На этом воззвании к здравому смыслу баталия приутихла, о чём озадаченный фельетонист очень кратко поведал: «Защитник французов замолчал».
И кстати, молчать защитнику глупого подражания было приличней, мог бы и вовсе хранить гробовое молчание, по пословице, за умного бы сошёл, а так видно, что пошлый дурак, шагу своим умом не ступить.

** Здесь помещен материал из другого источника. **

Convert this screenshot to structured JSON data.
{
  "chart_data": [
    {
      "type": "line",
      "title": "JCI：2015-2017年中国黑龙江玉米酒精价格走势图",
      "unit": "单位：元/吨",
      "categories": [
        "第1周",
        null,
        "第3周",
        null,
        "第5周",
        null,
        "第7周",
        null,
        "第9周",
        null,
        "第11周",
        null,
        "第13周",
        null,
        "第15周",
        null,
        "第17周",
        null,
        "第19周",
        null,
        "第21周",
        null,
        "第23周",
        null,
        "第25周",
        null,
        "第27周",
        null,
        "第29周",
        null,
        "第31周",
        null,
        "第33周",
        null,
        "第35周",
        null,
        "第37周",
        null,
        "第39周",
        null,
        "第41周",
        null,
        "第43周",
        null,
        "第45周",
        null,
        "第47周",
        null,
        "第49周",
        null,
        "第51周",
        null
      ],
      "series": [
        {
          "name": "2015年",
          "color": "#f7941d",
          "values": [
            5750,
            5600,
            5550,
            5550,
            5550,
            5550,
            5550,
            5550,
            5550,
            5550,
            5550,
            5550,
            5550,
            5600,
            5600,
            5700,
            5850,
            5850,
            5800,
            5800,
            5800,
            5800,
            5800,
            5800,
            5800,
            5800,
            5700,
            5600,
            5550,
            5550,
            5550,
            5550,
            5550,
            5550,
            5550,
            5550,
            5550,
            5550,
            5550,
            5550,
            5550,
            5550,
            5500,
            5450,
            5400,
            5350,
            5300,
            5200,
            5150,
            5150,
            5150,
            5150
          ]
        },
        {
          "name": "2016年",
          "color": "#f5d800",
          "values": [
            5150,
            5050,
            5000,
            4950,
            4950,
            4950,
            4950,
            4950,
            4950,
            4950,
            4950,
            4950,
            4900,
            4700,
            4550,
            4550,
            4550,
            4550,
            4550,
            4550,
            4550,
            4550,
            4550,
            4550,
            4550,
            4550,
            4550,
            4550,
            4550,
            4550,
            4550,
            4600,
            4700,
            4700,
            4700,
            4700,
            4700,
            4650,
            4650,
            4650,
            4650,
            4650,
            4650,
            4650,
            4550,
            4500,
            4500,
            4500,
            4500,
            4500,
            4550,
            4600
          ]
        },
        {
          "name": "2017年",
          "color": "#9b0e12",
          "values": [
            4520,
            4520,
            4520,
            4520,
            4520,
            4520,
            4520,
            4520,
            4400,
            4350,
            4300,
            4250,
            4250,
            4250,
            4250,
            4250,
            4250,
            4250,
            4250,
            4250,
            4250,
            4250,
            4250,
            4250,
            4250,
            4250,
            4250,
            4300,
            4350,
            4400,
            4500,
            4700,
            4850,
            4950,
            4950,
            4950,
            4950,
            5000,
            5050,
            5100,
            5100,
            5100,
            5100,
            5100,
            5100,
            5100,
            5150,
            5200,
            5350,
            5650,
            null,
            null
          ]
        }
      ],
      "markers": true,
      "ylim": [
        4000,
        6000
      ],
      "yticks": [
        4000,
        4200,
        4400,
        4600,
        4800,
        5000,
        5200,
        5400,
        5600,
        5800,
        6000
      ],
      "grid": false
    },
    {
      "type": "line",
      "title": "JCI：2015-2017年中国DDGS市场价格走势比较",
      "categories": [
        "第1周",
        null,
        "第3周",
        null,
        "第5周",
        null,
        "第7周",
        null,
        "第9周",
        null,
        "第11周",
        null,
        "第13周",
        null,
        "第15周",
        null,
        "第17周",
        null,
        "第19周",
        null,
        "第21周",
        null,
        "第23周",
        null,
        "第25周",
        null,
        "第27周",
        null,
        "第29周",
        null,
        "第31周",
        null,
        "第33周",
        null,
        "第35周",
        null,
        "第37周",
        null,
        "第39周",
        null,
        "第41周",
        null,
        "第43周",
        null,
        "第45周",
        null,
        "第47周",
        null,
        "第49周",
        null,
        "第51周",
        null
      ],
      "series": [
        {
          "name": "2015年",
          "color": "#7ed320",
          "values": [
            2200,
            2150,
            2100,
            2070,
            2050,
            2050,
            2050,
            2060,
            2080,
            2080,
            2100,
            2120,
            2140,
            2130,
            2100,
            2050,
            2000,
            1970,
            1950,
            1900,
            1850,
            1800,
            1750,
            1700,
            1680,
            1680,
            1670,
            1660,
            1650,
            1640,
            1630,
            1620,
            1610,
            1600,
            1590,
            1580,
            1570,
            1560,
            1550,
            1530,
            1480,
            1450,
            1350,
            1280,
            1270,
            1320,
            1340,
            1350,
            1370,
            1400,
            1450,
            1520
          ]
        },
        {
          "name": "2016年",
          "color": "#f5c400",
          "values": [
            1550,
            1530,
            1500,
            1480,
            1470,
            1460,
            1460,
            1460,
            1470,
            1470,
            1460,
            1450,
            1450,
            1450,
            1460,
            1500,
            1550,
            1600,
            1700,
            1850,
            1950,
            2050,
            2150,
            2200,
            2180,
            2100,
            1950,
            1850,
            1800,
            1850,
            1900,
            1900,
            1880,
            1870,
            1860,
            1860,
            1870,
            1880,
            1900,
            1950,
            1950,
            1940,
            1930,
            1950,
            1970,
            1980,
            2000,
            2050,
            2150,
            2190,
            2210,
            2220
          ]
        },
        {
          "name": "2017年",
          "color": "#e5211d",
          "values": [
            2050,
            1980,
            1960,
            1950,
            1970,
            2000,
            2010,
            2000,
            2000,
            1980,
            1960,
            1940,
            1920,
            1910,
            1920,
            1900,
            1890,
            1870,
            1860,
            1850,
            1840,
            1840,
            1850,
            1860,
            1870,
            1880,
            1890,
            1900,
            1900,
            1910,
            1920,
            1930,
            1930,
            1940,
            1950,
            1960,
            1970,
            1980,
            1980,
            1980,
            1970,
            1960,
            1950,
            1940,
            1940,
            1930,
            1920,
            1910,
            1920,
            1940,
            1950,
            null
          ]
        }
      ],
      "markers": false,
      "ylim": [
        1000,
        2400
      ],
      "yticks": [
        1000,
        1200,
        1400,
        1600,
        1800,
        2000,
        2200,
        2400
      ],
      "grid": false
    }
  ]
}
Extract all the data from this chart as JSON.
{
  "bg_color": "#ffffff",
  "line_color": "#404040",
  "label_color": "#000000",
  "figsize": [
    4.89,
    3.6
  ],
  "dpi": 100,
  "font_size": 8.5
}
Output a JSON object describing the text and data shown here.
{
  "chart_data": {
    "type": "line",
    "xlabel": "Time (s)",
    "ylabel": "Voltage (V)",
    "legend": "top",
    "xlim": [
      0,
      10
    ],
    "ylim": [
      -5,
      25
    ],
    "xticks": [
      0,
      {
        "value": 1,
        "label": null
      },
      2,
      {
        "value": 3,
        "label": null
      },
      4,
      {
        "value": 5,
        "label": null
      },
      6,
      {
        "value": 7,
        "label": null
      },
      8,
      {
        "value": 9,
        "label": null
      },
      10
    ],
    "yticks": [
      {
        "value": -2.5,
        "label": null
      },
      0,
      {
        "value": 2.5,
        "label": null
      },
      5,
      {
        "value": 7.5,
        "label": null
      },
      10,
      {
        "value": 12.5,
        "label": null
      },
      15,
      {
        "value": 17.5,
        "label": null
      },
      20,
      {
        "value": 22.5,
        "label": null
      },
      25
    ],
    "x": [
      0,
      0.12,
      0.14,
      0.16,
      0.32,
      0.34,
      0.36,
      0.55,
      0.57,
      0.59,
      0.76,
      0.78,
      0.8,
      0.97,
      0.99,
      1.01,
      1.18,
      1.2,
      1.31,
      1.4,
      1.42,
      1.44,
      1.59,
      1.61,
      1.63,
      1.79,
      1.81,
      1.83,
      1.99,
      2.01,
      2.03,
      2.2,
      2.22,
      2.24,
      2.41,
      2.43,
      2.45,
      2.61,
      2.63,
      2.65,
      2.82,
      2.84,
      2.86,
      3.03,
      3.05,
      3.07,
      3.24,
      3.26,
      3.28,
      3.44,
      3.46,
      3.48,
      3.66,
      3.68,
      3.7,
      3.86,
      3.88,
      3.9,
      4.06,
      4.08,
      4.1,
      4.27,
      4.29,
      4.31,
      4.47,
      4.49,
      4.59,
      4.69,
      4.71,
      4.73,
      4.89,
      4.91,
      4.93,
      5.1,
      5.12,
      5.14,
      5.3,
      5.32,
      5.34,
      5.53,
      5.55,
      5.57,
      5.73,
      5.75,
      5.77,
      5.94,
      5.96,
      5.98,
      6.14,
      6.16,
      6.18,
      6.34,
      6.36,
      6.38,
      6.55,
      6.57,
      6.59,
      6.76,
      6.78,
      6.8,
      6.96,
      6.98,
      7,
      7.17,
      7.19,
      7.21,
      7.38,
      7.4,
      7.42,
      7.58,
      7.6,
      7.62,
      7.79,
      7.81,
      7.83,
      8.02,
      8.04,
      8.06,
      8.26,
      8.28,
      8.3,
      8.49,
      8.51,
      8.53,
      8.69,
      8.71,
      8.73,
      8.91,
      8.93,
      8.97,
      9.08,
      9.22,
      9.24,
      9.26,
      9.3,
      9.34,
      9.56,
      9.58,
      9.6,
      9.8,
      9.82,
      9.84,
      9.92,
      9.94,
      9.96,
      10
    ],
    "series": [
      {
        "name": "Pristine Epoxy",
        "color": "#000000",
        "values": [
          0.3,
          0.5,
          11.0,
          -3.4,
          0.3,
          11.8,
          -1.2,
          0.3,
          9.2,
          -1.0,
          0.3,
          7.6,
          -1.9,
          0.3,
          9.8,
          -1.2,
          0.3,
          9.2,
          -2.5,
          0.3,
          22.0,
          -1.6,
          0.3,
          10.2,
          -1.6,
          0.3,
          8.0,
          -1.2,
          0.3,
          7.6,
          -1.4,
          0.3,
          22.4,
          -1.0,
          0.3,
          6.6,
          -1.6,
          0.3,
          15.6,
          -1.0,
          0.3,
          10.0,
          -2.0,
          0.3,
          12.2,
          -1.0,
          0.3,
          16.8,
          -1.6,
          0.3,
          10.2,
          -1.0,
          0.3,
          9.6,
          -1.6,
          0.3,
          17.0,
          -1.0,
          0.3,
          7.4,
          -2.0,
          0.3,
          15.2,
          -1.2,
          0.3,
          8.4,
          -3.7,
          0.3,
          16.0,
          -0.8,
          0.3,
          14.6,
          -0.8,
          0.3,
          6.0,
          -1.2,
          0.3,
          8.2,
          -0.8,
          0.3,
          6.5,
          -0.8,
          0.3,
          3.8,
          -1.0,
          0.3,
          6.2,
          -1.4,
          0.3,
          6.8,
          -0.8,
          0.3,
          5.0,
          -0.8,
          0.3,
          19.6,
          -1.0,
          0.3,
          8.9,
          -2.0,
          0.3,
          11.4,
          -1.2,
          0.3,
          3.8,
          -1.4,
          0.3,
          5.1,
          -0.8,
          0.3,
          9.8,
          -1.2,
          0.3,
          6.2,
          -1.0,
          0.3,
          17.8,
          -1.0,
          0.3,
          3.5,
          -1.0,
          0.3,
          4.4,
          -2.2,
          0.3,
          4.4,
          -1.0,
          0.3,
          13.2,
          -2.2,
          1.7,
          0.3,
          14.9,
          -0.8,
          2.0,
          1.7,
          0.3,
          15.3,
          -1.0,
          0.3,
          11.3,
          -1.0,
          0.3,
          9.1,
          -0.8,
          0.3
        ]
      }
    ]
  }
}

Однако фельетонист продолжал:
«Я думал, что молодой литератор сделает то же, но ошибся…», в самом деле, он подолгу молчал, но в задоре и в гневе, коль кровь заиграла, однажды заговорив, подолгу остановиться не мог, сам себя изумляя раздражительным своим красноречием, это истинный грех, в котором покаяться хоть публично не прочь, «…поговоря ещё несколько минут об иностранных писателях, он обратился к отечественной словесности. Я удвоил внимание. «Наконец этот страшный Аристарх смягчился и будет хвалить. Как может русский говорить без восторга о Ломоносове и Державине, и «Душеньке» Богдановича, и баснях Хемницера», – думал я, подвигаясь ближе, – и как обманулся! Бедные соотечественники! если бы вы слышали жестокий приговор этого отрока-мудреца…».
Перед ним возвеличивали Хераскова, Княжнина[49 - Княжнин Яков Борисович (1742(40?)-1791) – русский драматург, поэт, представитель классицизма.] и Кострова, которые, на вкус его, не имели никакого таланта. Его пытались сразить Ломоносовым, оды которого представлялись ему лирической галиматьёй, уродливым подражаньем Пиндару.